Charles Dodgson, Oxford don, obsessed with mathematics, logic and photographing little girls, published the most famous children’s book in 1865. Lewis Carroll’s Alice in Wonderland has been staged, filmed, televised and endlessly analysed ever since.

Damon Albarn, Moira Buffini and Rufus Norris use the novel as a springboard for their digital version which is aimed at teenagers who are on their smart phones texting and on-line playing computer games. Audiences brought up on Lewis Carroll’s text and John Tenniel’s drawings are liable to be very disappointed.

wonder.land had its premiere in Manchester in July and the present production is based on the response of the Manchester school kids to that try-out.
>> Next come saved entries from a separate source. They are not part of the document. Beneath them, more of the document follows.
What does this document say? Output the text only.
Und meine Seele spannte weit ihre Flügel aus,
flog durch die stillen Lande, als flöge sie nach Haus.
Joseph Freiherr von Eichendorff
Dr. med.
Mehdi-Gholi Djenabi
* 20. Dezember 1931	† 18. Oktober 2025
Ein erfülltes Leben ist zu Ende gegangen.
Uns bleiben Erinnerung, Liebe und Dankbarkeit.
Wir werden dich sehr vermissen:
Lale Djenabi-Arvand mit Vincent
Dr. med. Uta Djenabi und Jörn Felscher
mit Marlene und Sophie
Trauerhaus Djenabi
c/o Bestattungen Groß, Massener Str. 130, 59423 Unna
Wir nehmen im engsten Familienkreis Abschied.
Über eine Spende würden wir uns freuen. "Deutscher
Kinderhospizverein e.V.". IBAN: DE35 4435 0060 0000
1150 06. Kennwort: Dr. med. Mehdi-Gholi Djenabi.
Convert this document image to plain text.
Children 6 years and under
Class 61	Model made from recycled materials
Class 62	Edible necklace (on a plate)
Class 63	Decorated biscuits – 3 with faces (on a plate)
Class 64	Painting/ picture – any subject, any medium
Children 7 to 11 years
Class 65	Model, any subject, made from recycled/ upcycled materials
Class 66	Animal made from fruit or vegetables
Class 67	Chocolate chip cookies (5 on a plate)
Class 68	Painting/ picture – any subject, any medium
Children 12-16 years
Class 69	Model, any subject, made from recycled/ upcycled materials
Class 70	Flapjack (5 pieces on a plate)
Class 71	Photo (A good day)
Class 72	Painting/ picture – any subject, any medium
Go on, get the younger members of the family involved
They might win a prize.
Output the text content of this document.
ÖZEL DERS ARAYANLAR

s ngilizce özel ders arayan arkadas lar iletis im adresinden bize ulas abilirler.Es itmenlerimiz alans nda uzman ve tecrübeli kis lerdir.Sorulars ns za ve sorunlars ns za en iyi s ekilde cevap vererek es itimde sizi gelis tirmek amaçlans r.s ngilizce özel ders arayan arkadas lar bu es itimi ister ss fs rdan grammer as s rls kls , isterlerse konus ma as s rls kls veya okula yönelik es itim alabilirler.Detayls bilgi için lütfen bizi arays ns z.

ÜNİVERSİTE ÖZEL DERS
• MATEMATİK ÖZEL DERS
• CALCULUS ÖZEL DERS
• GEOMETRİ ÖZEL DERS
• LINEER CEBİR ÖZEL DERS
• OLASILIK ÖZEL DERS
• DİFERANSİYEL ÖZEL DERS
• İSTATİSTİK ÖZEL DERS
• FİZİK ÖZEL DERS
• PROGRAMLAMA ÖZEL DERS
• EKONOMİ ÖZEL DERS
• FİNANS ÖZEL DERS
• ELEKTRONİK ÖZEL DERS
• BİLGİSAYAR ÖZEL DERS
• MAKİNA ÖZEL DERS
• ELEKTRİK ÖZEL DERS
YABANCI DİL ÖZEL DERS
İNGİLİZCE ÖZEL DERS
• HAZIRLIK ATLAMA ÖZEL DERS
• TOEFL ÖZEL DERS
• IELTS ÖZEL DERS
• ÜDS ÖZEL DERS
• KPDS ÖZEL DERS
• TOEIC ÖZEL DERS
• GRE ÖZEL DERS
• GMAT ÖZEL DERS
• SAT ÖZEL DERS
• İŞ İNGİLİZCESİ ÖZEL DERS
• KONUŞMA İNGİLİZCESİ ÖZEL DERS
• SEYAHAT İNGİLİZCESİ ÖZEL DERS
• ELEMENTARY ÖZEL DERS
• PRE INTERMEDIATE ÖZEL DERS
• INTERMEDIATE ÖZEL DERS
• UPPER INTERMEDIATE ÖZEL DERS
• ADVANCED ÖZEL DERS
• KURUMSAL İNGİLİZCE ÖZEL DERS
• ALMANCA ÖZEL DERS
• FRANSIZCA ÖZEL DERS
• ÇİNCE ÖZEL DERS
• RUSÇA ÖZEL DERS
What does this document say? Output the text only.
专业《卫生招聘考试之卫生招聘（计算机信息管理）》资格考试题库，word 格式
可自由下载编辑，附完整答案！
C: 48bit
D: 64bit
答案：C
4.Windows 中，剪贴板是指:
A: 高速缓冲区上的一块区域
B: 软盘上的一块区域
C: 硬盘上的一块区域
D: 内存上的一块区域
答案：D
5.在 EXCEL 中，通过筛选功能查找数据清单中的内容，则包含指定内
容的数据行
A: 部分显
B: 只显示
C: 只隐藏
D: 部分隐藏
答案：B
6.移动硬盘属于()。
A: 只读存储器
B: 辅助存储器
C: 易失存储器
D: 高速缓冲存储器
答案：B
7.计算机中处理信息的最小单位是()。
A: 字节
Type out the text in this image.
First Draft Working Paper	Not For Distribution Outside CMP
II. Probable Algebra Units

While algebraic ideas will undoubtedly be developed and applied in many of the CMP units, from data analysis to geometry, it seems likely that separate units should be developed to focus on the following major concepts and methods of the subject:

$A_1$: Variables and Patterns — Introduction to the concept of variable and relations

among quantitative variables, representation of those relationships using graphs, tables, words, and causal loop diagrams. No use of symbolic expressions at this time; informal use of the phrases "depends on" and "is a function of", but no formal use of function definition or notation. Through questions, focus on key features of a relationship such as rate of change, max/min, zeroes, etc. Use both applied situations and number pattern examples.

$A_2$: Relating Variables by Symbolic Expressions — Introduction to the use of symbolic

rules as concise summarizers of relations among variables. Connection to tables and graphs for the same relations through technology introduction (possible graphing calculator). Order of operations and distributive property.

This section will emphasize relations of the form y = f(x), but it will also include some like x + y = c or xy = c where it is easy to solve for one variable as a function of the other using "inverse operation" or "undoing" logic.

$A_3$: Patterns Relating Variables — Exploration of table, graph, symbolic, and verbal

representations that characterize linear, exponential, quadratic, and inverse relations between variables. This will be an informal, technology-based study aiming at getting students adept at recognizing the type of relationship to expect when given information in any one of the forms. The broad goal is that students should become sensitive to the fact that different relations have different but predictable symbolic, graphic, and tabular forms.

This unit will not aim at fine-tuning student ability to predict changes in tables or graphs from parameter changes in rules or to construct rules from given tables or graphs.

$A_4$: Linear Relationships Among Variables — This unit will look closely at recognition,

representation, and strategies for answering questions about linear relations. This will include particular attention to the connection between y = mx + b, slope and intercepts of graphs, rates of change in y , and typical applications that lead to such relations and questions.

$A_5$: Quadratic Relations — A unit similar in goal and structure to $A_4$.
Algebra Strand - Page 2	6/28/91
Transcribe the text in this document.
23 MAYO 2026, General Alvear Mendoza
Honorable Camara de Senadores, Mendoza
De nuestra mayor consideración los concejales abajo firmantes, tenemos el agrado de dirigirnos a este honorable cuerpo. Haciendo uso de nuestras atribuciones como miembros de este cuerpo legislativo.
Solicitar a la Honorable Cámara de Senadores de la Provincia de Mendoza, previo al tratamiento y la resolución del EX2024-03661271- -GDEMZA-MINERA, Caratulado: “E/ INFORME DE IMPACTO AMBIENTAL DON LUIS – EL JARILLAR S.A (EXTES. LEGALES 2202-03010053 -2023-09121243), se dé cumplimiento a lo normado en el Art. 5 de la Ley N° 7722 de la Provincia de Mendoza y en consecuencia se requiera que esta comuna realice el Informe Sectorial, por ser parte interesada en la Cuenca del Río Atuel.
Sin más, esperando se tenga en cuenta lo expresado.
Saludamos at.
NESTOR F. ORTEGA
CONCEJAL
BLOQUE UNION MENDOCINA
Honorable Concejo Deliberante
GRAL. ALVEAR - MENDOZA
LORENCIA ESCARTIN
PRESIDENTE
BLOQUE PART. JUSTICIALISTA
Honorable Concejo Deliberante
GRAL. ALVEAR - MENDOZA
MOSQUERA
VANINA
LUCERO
The show still remains a work in progress. Alice (Lois Chimimba) is a child of mixed race. Her parents are separated. She’s in trouble at school, bullied by the girls and the headmistress. The real world is grey and shabby. Her imagined world is surreal and garish.

It’s Rufus Norris’s production, Rae Smith’s set, the computer graphics and projections by 59 Productions, plus the weird costumes by Katrina Lindsay and the strong language that audiences will come out of the theatre talking about. The Caterpillar’s body is wittily played by a number of actors. The performance which stands out is Anna Francolini’s amusing caricature of the headmistress; and most parents are going to side with her when she confiscates Alice’s smartphone.